Self-organized critical dynamics of RNA virus evolution

RNA virus (e.g., SARS-CoV-2) evolves in a complex manner. Studying RNA virus evolution is vital for understanding molecular evolution and medicine development. Scientists lack, however, general frameworks to characterize the dynamics of RNA virus evolution directly from empirical data and identify potential physical laws. To fill this gap, we present a theory to characterize the RNA virus evolution as a physical system with absorbing states and avalanche behaviors.

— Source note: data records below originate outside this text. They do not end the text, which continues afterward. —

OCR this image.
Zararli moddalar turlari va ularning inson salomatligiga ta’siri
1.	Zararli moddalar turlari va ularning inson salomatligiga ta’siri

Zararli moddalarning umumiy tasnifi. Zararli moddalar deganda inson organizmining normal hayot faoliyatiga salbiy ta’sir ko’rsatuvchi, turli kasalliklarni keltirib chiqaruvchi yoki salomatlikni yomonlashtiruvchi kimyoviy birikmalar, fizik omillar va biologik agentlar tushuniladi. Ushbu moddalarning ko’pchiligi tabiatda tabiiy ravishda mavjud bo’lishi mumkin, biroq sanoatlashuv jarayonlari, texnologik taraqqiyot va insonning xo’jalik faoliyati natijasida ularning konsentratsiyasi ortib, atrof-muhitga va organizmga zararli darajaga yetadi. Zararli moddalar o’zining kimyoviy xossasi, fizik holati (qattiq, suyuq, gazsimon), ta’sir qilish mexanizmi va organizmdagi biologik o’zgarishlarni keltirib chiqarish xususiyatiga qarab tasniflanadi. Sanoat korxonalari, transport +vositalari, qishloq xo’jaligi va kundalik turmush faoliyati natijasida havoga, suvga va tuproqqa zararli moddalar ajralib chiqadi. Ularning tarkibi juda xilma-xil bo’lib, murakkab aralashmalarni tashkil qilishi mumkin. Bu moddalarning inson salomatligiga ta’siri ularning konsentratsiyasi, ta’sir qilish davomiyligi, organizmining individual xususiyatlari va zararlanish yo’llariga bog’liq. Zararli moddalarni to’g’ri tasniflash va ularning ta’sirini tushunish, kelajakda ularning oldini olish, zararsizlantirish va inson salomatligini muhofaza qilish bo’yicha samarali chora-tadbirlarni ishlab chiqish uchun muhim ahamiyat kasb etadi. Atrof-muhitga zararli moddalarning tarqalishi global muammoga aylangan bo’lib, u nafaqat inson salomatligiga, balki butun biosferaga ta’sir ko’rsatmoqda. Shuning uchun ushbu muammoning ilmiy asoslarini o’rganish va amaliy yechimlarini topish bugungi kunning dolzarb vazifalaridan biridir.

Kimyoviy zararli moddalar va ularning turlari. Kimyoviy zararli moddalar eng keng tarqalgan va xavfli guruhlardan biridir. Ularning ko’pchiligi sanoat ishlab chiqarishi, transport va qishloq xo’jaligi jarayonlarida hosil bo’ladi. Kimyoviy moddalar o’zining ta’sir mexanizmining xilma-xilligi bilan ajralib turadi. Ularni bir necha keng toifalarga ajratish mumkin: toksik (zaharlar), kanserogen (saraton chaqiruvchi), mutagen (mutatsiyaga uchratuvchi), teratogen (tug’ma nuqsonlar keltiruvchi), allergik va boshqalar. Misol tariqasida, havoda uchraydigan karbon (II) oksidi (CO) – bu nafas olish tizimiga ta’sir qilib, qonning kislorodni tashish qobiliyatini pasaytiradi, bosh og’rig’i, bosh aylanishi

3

This approach maps accessible biological data (e.g., phylogenetic tree and infection) to a general stochastic process of RNA virus infection and evolution, enabling researchers to verify potential self-organized criticality underlying RNA virus evolution. We apply our framework to SARS-CoV-2, the virus accounting for the global epidemic of COVID-19. We find that SARS-CoV-2 exhibits scale-invariant avalanches as mean-field theory predictions. The observed scaling relation, universal collapse, and slowly decaying auto-correlation suggest a self-organized critical dynamics of SARS-CoV-2 evolution. Interestingly, the lineages that emerge from critical evolution processes coincidentally match with threatening lineages of SARS-CoV-2 (e.g., the Delta virus). We anticipate our approach to be a general formalism to portray RNA virus evolution and help identify potential virus lineages to be concerned.